I looked at the clock and it was past 12 am. Most of the employees went home. Even my secretary, so I was surprised to hear a knock on my door.
“Come in.” I uttered as I continue to type on my laptop. I am too focused on my work so I didn’t bother to see who’s at the door. Until….
“Coffee, sir?” A voice asked. Wait I knew this voice and when I looked up I saw Kurt holding two coffees and some sandwiches.
“Hey, what are you doing here?” I told him with a smile.
“You told me that you’ll be staying up late so I thought about giving you some extra boost to avoid the sleepiness.”
“Thank you, but what about your nightly routine sleeping late will give you eye bags and pimples.” I commented with a chuckle as I begin to sip the hot coffee.
“One night of absence will not ruin my skin care regimen.”
“A company like you will really keep me awake.” I said as we started to have our endless talk about our day.
I did finish all the works at 4 am and Kurt is still luckily awake. His work as an E.I.C. really gotten in him. He can stay awake for hours just with coffee.

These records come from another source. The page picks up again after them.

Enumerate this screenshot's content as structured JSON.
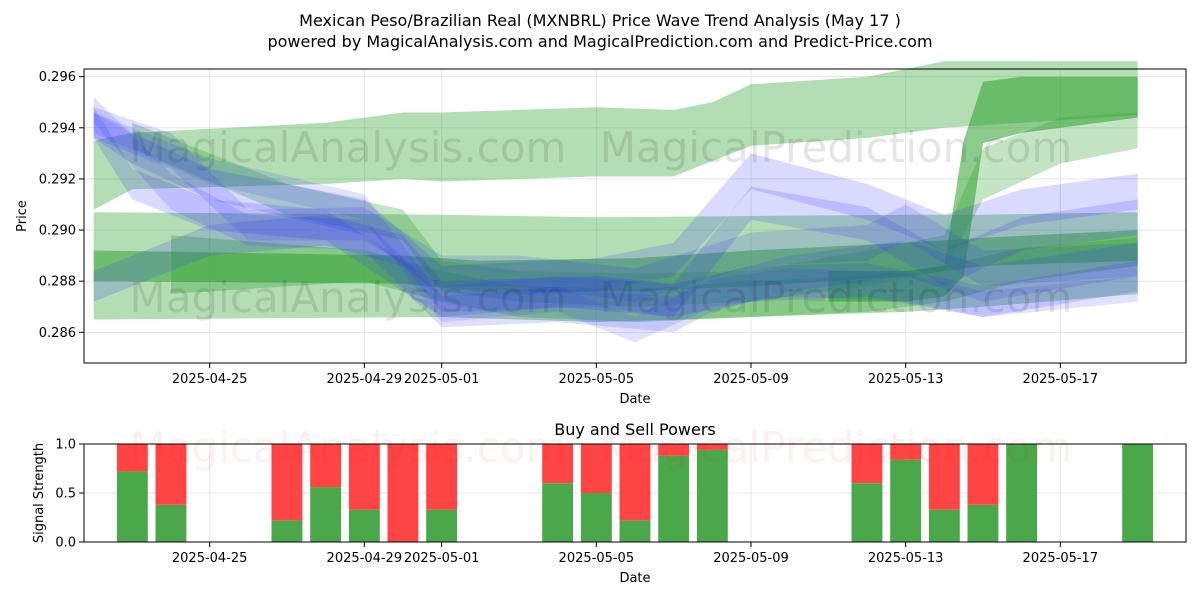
{
  "header": {
    "title": "Mexican Peso/Brazilian Real (MXNBRL) Price Wave Trend Analysis (May 17 )",
    "subtitle": "powered by MagicalAnalysis.com and MagicalPrediction.com and Predict-Price.com"
  },
  "watermark": {
    "left": "MagicalAnalysis.com",
    "right": "MagicalPrediction.com"
  },
  "colors": {
    "green": "#2ca02c",
    "blue": "#3333ff",
    "buy": "#4aa84a",
    "sell": "#ff4444",
    "grid": "#e6e6e6"
  },
  "chart_data": [
    {
      "type": "area",
      "name": "price-wave",
      "title": "",
      "xlabel": "Date",
      "ylabel": "Price",
      "x_tick_labels": [
        "2025-04-25",
        "2025-04-29",
        "2025-05-01",
        "2025-05-05",
        "2025-05-09",
        "2025-05-13",
        "2025-05-17"
      ],
      "x_range": [
        "2025-04-21T18:00",
        "2025-05-20T06:00"
      ],
      "y_ticks": [
        0.286,
        0.288,
        0.29,
        0.292,
        0.294,
        0.296
      ],
      "y_tick_labels": [
        "0.286",
        "0.288",
        "0.290",
        "0.292",
        "0.294",
        "0.296"
      ],
      "ylim": [
        0.2848,
        0.2963
      ],
      "grid": true,
      "green_bands": [
        {
          "x": [
            "2025-04-22",
            "2025-04-23",
            "2025-04-28",
            "2025-04-30",
            "2025-05-01",
            "2025-05-05",
            "2025-05-07",
            "2025-05-08",
            "2025-05-09",
            "2025-05-12",
            "2025-05-14",
            "2025-05-15",
            "2025-05-16",
            "2025-05-19"
          ],
          "lower": [
            0.2908,
            0.2916,
            0.2918,
            0.292,
            0.2919,
            0.2921,
            0.2921,
            0.2927,
            0.2933,
            0.2936,
            0.294,
            0.2941,
            0.2942,
            0.2945
          ],
          "upper": [
            0.2935,
            0.2938,
            0.2942,
            0.2946,
            0.2946,
            0.2948,
            0.2947,
            0.295,
            0.2957,
            0.296,
            0.2966,
            0.2966,
            0.2966,
            0.2966
          ],
          "opacity": 0.36
        },
        {
          "x": [
            "2025-04-22",
            "2025-05-01",
            "2025-05-05",
            "2025-05-13",
            "2025-05-15",
            "2025-05-19"
          ],
          "lower": [
            0.2865,
            0.2866,
            0.2864,
            0.2868,
            0.287,
            0.2875
          ],
          "upper": [
            0.2907,
            0.2906,
            0.2905,
            0.2906,
            0.2906,
            0.2907
          ],
          "opacity": 0.36
        },
        {
          "x": [
            "2025-04-22",
            "2025-04-30",
            "2025-05-02",
            "2025-05-06",
            "2025-05-09",
            "2025-05-13",
            "2025-05-15",
            "2025-05-19"
          ],
          "lower": [
            0.288,
            0.2879,
            0.2876,
            0.2876,
            0.2878,
            0.2882,
            0.2886,
            0.2888
          ],
          "upper": [
            0.2892,
            0.289,
            0.2888,
            0.2889,
            0.2892,
            0.2895,
            0.2897,
            0.29
          ],
          "opacity": 0.5
        },
        {
          "x": [
            "2025-04-24",
            "2025-04-29",
            "2025-05-01",
            "2025-05-03",
            "2025-05-06",
            "2025-05-09",
            "2025-05-12",
            "2025-05-14",
            "2025-05-16",
            "2025-05-19"
          ],
          "lower": [
            0.2875,
            0.288,
            0.2872,
            0.2866,
            0.2864,
            0.2866,
            0.2868,
            0.2872,
            0.288,
            0.2886
          ],
          "upper": [
            0.2898,
            0.2892,
            0.2884,
            0.2878,
            0.2877,
            0.288,
            0.2882,
            0.2886,
            0.2893,
            0.2897
          ],
          "opacity": 0.32
        },
        {
          "x": [
            "2025-04-23",
            "2025-04-27",
            "2025-04-30",
            "2025-05-01",
            "2025-05-03",
            "2025-05-06",
            "2025-05-09",
            "2025-05-12",
            "2025-05-14",
            "2025-05-15",
            "2025-05-17",
            "2025-05-19"
          ],
          "lower": [
            0.2932,
            0.2906,
            0.2896,
            0.2876,
            0.2872,
            0.287,
            0.2872,
            0.2878,
            0.2884,
            0.2912,
            0.2926,
            0.2932
          ],
          "upper": [
            0.2942,
            0.2918,
            0.2908,
            0.2888,
            0.2884,
            0.2883,
            0.2884,
            0.2892,
            0.2898,
            0.2932,
            0.2944,
            0.2946
          ],
          "opacity": 0.28
        },
        {
          "x": [
            "2025-05-11",
            "2025-05-13",
            "2025-05-14",
            "2025-05-14T12:00",
            "2025-05-15",
            "2025-05-16",
            "2025-05-19"
          ],
          "lower": [
            0.2872,
            0.2872,
            0.2874,
            0.2882,
            0.2934,
            0.2938,
            0.2944
          ],
          "upper": [
            0.2884,
            0.2884,
            0.2886,
            0.2935,
            0.2958,
            0.296,
            0.296
          ],
          "opacity": 0.55
        }
      ],
      "blue_bands": [
        {
          "x": [
            "2025-04-22",
            "2025-04-23",
            "2025-04-25",
            "2025-04-29",
            "2025-05-01",
            "2025-05-05",
            "2025-05-07",
            "2025-05-09",
            "2025-05-12",
            "2025-05-14",
            "2025-05-16",
            "2025-05-19"
          ],
          "lower": [
            0.2936,
            0.2926,
            0.2912,
            0.2898,
            0.2874,
            0.2876,
            0.2882,
            0.2916,
            0.2904,
            0.2892,
            0.2902,
            0.2908
          ],
          "upper": [
            0.2946,
            0.2938,
            0.2924,
            0.2912,
            0.2886,
            0.2889,
            0.2895,
            0.293,
            0.2918,
            0.2906,
            0.2916,
            0.2922
          ],
          "opacity": 0.18
        },
        {
          "x": [
            "2025-04-22",
            "2025-04-23",
            "2025-04-25",
            "2025-04-28",
            "2025-05-01",
            "2025-05-04",
            "2025-05-07",
            "2025-05-09",
            "2025-05-12",
            "2025-05-14",
            "2025-05-16",
            "2025-05-19"
          ],
          "lower": [
            0.2936,
            0.2912,
            0.29,
            0.2896,
            0.2866,
            0.287,
            0.2866,
            0.2904,
            0.2896,
            0.2878,
            0.2892,
            0.2898
          ],
          "upper": [
            0.2948,
            0.2924,
            0.2912,
            0.2908,
            0.2878,
            0.2882,
            0.2879,
            0.2917,
            0.2909,
            0.2892,
            0.2905,
            0.2912
          ],
          "opacity": 0.18
        },
        {
          "x": [
            "2025-04-22",
            "2025-04-24",
            "2025-04-26",
            "2025-04-29",
            "2025-05-01",
            "2025-05-04",
            "2025-05-07",
            "2025-05-08",
            "2025-05-10",
            "2025-05-13",
            "2025-05-15",
            "2025-05-19"
          ],
          "lower": [
            0.2942,
            0.2908,
            0.2894,
            0.2892,
            0.2862,
            0.2864,
            0.286,
            0.2868,
            0.2876,
            0.2882,
            0.2872,
            0.2882
          ],
          "upper": [
            0.2952,
            0.2922,
            0.2906,
            0.2904,
            0.2874,
            0.2877,
            0.2874,
            0.2882,
            0.289,
            0.2896,
            0.2886,
            0.2895
          ],
          "opacity": 0.16
        },
        {
          "x": [
            "2025-04-22",
            "2025-04-25",
            "2025-04-28",
            "2025-04-30",
            "2025-05-01",
            "2025-05-05",
            "2025-05-07",
            "2025-05-09",
            "2025-05-12",
            "2025-05-15",
            "2025-05-19"
          ],
          "lower": [
            0.2872,
            0.289,
            0.2894,
            0.2886,
            0.2868,
            0.287,
            0.2866,
            0.2872,
            0.2874,
            0.2866,
            0.2876
          ],
          "upper": [
            0.2884,
            0.2902,
            0.2906,
            0.2898,
            0.288,
            0.2882,
            0.2879,
            0.2886,
            0.2887,
            0.2878,
            0.2888
          ],
          "opacity": 0.18
        },
        {
          "x": [
            "2025-04-22",
            "2025-04-24",
            "2025-04-26",
            "2025-04-29",
            "2025-05-01",
            "2025-05-03",
            "2025-05-06",
            "2025-05-09",
            "2025-05-12",
            "2025-05-13",
            "2025-05-15",
            "2025-05-19"
          ],
          "lower": [
            0.2936,
            0.2924,
            0.2896,
            0.2896,
            0.2878,
            0.2878,
            0.2872,
            0.2886,
            0.2888,
            0.2896,
            0.2878,
            0.2882
          ],
          "upper": [
            0.2948,
            0.2938,
            0.2908,
            0.2909,
            0.289,
            0.289,
            0.2885,
            0.2899,
            0.2902,
            0.291,
            0.2892,
            0.2895
          ],
          "opacity": 0.16
        },
        {
          "x": [
            "2025-04-22",
            "2025-04-25",
            "2025-04-29",
            "2025-05-01",
            "2025-05-04",
            "2025-05-06",
            "2025-05-08",
            "2025-05-10",
            "2025-05-13",
            "2025-05-15",
            "2025-05-19"
          ],
          "lower": [
            0.2938,
            0.2918,
            0.2904,
            0.2864,
            0.2868,
            0.2856,
            0.287,
            0.2874,
            0.2872,
            0.2866,
            0.2872
          ],
          "upper": [
            0.2946,
            0.2928,
            0.2914,
            0.2874,
            0.2878,
            0.2866,
            0.2881,
            0.2885,
            0.2883,
            0.2876,
            0.2882
          ],
          "opacity": 0.14
        }
      ]
    },
    {
      "type": "bar",
      "name": "buy-sell-powers",
      "title": "Buy and Sell Powers",
      "xlabel": "Date",
      "ylabel": "Signal Strength",
      "x_tick_labels": [
        "2025-04-25",
        "2025-04-29",
        "2025-05-01",
        "2025-05-05",
        "2025-05-09",
        "2025-05-13",
        "2025-05-17"
      ],
      "x_range": [
        "2025-04-21T18:00",
        "2025-05-20T06:00"
      ],
      "y_ticks": [
        0.0,
        0.5,
        1.0
      ],
      "y_tick_labels": [
        "0.0",
        "0.5",
        "1.0"
      ],
      "ylim": [
        0,
        1
      ],
      "grid": true,
      "categories": [
        "2025-04-23",
        "2025-04-24",
        "2025-04-27",
        "2025-04-28",
        "2025-04-29",
        "2025-04-30",
        "2025-05-01",
        "2025-05-04",
        "2025-05-05",
        "2025-05-06",
        "2025-05-07",
        "2025-05-08",
        "2025-05-12",
        "2025-05-13",
        "2025-05-14",
        "2025-05-15",
        "2025-05-16",
        "2025-05-19"
      ],
      "series": [
        {
          "name": "",
          "values": [
            0.72,
            0.38,
            0.22,
            0.56,
            0.33,
            0.0,
            0.33,
            0.6,
            0.5,
            0.22,
            0.88,
            0.94,
            0.6,
            0.84,
            0.33,
            0.38,
            1.0,
            1.0
          ]
        },
        {
          "name": "",
          "values": [
            0.28,
            0.62,
            0.78,
            0.44,
            0.67,
            1.0,
            0.67,
            0.4,
            0.5,
            0.78,
            0.12,
            0.06,
            0.4,
            0.16,
            0.67,
            0.62,
            0.0,
            0.0
          ]
        }
      ]
    }
  ]
}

Before going home to our respective places we have our coffee date again even it’s early in the morning. We didn’t care that we looked like hell and we needed sleep we just want the presence of each other.
End of Flashback

One time, we were sitting in a coffee shop talking about how excited Burt and Carole are for being grandparents soon. When my eyes landed upon Kurt’s finger, he is still wearing our ring then I looked at him this is the man that I met 15 years ago. He’s still fabulous as always, I miss his laugh or even his smile that always made my heart melt. I miss the way we are open and honest with each other. In short I miss the old us.
I was distracted in thinking when Kurt said something.
“When are you coming home?” Kurt asked as he looked into my eyes. I didn’t reply because I don’t know if I am ready yet.
“I know, I agree to our arrangement. Sorry I didn’t mean to rush you. Forget that I said that.” He says quickly.
“You don’t have to say sorry.” I told him as I gave him a smile.
“I have a trip in Paris for a month, for some fashion business”
“You take care there.”
“I will” Kurt replied with a smile as I said those 4 words.